Updated from 9:17 a.m. EDT
Sirius Satellite Radio
XM Satellite Radio
have finally completed their merger, just days after the Federal Communications Commission voted to clear the deal.
However, shares of Sirius continued their recent slide, lately down 20% to $1.50, after the company announced details of a $375 million common stock offering.
The new company plans to change its corporate name to Sirius XM Radio and trade on the Nasdaq Global Select Market under the symbol SIRI. XM shareholders will receive 4.6 shares of Sirius common stock for each share of XM.
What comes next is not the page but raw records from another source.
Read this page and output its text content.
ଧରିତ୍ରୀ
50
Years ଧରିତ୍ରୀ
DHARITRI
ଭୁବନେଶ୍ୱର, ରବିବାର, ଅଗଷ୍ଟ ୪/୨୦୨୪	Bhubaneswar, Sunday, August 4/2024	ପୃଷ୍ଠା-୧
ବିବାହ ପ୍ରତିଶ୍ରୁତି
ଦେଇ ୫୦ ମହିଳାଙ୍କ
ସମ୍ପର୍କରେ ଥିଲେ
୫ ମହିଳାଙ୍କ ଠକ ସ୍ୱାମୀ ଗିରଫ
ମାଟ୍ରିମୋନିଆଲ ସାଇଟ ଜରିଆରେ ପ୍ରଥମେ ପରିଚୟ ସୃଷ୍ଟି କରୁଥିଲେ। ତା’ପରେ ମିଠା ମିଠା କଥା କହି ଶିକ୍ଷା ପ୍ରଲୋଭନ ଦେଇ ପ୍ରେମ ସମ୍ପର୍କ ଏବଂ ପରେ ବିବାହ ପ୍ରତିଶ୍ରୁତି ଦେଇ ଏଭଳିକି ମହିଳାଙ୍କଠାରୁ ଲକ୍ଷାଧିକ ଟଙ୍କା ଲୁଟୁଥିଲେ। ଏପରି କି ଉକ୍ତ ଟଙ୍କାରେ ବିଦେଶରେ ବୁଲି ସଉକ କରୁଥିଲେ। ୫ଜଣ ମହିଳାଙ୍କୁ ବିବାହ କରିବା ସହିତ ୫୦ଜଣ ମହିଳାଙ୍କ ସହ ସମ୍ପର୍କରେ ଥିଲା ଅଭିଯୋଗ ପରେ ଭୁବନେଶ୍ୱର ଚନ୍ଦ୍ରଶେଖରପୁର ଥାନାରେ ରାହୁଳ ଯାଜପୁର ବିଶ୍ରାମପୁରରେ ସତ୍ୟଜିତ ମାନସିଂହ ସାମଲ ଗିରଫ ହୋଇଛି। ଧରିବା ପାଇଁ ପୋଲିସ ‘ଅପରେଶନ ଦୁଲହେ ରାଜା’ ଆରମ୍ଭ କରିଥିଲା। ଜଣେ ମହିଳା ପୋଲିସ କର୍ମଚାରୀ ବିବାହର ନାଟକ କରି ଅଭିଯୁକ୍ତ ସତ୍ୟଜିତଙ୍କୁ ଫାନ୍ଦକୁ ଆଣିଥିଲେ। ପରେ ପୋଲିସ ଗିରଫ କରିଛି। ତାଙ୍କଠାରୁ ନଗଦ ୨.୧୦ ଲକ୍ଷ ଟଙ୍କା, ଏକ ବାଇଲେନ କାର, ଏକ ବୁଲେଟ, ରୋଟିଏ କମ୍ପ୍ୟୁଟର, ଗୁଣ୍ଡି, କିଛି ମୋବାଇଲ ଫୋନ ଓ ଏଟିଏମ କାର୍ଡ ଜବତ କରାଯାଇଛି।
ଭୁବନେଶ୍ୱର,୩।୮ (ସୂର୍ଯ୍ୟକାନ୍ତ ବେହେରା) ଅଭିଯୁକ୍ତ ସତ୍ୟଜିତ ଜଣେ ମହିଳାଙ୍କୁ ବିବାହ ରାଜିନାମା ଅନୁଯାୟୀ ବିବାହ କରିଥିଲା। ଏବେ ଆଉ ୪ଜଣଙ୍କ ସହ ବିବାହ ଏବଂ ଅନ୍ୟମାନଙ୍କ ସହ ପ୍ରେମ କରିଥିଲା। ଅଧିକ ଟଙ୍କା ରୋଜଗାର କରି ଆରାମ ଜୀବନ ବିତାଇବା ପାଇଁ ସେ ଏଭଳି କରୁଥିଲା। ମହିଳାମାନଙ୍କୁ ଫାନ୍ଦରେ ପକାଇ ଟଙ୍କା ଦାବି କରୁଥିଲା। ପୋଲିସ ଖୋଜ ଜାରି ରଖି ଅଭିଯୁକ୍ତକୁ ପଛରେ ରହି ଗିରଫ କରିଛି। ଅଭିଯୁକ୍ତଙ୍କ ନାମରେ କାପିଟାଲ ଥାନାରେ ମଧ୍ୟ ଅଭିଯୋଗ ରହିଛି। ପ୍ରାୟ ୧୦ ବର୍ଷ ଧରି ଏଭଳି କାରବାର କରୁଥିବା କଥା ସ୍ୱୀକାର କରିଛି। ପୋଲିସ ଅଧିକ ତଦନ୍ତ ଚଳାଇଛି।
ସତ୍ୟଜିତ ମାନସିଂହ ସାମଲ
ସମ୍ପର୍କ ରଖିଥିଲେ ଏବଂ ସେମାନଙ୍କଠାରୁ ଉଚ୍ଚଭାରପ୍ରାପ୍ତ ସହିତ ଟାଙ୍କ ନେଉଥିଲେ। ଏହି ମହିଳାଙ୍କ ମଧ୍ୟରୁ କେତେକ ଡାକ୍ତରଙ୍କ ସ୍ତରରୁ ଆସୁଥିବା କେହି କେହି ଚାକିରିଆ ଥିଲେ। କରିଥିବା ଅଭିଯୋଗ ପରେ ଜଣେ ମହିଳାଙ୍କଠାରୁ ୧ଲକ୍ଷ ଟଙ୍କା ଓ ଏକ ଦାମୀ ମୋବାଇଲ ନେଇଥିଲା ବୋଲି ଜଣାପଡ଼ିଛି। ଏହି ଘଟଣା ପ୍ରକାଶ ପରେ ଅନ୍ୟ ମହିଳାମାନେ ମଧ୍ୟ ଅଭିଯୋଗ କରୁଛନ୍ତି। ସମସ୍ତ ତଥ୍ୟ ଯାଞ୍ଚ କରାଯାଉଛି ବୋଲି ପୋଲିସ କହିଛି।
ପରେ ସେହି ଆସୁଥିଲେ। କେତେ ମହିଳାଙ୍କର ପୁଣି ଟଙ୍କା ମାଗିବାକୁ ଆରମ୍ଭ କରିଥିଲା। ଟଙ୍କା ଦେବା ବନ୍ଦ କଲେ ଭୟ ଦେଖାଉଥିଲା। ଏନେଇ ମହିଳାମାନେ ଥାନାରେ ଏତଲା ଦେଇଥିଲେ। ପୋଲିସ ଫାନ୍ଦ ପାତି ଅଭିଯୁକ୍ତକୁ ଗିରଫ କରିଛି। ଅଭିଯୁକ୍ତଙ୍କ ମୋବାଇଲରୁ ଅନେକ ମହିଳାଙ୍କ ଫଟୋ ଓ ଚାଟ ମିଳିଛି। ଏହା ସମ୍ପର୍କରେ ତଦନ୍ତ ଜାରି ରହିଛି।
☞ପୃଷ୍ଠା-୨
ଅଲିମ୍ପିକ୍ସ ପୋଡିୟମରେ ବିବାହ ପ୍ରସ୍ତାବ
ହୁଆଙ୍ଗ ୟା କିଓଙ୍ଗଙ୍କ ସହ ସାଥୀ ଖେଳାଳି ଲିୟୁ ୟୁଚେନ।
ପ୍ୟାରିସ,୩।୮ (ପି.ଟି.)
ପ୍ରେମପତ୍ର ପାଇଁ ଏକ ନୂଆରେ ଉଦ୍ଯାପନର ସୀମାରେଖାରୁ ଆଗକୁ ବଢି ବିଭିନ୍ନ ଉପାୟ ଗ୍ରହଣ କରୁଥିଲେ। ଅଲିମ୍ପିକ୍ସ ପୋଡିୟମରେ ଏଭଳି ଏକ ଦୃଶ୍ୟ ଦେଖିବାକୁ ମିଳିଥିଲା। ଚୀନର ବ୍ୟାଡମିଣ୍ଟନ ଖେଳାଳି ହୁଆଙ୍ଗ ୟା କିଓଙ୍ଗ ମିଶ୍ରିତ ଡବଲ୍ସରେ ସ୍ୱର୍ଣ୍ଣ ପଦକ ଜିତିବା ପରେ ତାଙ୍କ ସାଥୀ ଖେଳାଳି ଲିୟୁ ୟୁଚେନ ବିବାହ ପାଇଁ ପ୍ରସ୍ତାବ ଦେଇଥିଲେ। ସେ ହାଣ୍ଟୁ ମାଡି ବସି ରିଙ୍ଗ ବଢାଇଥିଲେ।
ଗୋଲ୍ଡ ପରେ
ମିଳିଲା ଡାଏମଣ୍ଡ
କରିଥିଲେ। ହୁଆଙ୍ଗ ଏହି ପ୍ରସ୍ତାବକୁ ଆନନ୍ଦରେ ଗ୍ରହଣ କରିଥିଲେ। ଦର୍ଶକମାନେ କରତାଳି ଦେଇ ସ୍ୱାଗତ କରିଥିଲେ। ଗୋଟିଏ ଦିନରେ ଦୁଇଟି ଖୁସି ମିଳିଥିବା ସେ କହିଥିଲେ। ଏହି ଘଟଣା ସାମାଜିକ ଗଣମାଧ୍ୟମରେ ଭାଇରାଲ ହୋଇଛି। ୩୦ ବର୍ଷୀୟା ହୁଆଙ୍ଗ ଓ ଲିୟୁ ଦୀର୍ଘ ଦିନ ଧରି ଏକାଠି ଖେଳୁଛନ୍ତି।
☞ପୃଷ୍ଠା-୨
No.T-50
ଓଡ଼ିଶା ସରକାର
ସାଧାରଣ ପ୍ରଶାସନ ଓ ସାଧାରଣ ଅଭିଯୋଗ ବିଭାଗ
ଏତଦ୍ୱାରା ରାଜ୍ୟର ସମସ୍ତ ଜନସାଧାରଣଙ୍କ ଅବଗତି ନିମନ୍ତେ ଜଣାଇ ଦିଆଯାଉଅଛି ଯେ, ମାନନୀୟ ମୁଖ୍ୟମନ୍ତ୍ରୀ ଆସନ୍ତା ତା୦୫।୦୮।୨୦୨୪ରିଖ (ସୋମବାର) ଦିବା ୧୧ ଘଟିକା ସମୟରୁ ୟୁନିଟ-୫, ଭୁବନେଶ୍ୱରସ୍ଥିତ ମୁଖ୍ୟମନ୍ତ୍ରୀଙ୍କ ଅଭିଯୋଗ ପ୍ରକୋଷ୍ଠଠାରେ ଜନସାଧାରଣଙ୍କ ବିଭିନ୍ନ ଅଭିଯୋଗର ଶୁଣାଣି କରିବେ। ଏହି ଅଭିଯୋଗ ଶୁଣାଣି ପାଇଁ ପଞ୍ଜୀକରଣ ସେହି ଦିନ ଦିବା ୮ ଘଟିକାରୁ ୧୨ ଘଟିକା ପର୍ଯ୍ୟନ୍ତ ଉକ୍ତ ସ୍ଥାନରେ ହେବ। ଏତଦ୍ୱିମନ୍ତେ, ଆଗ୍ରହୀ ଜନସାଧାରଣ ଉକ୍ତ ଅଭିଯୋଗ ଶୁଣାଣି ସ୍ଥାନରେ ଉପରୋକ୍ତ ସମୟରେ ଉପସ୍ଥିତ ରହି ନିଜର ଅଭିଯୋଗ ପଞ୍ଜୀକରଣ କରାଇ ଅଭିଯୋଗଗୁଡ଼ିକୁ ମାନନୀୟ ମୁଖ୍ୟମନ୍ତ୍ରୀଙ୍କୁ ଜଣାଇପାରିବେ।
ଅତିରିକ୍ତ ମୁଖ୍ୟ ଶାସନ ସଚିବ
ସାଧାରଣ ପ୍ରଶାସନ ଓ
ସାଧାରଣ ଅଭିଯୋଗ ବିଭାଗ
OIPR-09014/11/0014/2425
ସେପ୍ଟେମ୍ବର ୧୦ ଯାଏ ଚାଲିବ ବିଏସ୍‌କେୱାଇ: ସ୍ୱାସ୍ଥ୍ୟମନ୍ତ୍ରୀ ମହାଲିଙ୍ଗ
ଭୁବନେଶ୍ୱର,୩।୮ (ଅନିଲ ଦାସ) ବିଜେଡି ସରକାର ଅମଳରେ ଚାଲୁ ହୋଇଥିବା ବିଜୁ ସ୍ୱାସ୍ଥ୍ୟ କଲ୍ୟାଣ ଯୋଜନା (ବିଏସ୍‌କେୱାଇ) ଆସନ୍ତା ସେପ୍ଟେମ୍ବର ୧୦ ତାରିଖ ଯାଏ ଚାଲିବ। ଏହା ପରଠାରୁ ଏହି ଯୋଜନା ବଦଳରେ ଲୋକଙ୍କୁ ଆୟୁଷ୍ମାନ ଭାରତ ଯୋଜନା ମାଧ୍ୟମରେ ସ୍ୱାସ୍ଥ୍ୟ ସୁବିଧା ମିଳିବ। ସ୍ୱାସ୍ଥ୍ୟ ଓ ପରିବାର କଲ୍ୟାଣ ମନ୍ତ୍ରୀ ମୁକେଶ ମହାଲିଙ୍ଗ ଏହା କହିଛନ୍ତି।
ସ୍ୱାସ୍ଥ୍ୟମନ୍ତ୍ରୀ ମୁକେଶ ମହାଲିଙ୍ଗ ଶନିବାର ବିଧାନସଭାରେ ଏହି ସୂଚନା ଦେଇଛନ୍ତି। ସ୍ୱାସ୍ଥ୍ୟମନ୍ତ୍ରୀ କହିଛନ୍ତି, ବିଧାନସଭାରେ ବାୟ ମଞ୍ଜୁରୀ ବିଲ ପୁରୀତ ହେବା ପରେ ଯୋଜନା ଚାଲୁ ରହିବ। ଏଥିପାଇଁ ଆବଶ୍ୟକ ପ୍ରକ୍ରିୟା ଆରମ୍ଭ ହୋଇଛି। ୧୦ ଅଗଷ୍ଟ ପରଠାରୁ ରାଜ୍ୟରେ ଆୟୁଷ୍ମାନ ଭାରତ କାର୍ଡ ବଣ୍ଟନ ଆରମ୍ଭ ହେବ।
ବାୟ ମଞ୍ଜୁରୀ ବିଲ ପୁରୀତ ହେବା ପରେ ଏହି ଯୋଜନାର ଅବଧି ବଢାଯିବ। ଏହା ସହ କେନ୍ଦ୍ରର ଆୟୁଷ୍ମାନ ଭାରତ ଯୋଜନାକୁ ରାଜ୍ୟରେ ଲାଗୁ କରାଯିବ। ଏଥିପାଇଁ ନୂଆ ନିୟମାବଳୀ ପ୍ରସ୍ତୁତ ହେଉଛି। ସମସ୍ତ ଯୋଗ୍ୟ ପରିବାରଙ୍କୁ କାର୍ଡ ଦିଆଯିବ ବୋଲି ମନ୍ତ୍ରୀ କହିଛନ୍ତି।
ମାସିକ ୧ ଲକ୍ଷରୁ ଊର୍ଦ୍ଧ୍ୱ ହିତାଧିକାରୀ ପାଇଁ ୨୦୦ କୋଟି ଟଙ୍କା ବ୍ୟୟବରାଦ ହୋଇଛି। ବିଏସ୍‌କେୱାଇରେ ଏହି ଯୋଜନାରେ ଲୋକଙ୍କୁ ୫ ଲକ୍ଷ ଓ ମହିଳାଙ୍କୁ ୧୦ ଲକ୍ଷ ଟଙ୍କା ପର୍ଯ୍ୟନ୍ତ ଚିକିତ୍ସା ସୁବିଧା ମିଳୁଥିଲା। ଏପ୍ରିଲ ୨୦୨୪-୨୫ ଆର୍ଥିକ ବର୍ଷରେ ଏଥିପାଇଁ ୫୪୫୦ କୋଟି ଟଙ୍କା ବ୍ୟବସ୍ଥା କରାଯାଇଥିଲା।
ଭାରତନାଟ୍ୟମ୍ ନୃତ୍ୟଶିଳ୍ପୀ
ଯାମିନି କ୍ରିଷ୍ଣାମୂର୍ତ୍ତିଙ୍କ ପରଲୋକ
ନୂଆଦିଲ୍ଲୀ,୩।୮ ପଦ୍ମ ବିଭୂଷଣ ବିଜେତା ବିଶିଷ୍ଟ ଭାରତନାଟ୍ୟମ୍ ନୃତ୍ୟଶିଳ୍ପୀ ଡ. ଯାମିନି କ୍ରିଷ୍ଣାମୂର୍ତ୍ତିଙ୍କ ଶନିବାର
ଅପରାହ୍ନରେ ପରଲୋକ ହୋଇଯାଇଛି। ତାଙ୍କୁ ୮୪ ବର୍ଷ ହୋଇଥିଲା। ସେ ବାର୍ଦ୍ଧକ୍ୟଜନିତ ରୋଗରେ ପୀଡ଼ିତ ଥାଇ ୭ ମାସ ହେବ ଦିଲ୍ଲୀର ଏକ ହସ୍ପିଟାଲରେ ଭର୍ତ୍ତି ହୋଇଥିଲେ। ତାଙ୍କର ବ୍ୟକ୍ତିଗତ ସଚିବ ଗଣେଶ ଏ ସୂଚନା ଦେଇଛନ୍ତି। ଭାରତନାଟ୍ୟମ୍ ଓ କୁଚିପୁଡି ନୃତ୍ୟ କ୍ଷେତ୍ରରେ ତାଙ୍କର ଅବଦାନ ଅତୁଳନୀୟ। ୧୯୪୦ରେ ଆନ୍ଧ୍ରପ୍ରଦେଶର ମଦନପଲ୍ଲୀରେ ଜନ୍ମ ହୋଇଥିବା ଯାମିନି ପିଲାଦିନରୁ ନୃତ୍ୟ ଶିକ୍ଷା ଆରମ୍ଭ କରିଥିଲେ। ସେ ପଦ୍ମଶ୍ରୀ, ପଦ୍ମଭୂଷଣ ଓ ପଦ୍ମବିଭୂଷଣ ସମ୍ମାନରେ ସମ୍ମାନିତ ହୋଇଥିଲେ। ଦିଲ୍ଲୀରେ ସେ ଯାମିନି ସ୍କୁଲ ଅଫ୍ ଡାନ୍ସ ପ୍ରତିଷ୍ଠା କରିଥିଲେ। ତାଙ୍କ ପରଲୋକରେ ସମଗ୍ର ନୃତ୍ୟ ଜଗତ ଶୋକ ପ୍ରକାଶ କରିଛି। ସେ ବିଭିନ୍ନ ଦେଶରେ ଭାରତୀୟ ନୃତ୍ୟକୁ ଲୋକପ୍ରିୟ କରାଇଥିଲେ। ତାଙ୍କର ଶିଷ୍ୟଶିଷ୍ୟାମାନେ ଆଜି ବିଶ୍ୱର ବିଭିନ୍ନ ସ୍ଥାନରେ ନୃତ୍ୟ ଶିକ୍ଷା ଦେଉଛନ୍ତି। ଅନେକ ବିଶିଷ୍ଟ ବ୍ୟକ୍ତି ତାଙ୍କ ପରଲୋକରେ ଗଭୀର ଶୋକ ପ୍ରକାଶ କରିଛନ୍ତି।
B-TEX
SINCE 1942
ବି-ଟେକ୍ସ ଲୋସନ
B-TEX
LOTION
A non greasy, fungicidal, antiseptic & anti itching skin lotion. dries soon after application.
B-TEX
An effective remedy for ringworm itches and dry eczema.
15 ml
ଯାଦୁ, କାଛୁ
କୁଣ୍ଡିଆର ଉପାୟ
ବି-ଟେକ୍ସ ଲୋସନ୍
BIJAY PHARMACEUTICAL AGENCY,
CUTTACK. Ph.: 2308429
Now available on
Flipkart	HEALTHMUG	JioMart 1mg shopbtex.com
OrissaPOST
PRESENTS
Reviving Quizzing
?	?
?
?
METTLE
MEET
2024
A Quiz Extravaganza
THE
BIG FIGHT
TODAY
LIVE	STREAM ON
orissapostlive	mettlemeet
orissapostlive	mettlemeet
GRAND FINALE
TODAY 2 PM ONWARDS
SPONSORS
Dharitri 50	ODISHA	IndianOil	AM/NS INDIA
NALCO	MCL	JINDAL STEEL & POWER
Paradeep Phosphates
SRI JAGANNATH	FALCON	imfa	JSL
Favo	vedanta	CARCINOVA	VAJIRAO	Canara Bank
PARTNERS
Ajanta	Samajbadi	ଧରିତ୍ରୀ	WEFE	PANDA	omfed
"I am delighted to announce the completion of this exciting merger between Sirius and XM," said Mel Karmazin, the chief at Sirius who will also lead the combined company. "We have worked diligently to close this transaction and we look forward to integrating our best-in-class management teams and operations so we can begin delivering on our promise of more choices and lower prices for subscribers."
In a separate release, Sirius said it will offer 183.6 million shares at a fixed price of $1.50 a share, with the remaining 78.7 million shares to be offered "from time to time after the fixed price offering at prevailing market or negotiated prices."
The terms of the offering call for Sirius to lend the stock to affiliates of Morgan Stanley and UBS, and the shares will eventually be returned. While the "borrowed" stock will be considered issued and outstanding for corporate law purposes, Sirius believes that U.S. generally accepted accounting principles don't require the shares to be outstanding when per-share earnings or losses are calculated, because of the fact that they will be returned.
The common stock offering is being conducted concurrently with a private offering by XM of $550 million of senior notes, due in 2014, which will be exchangeable into common shares of Sirius.
April Horace, an analyst with Janco Partners, said that shares of Sirius are dropping because no one expected the newly combined company to issue debt. "That wasn't expected or anticipated," she says. "Sirius' equity offering is a little confusing. The debt holders don't want to have the exposure of the exchangeable debt, so Sirius is issuing common stock shares to these debt holders so they are hedged."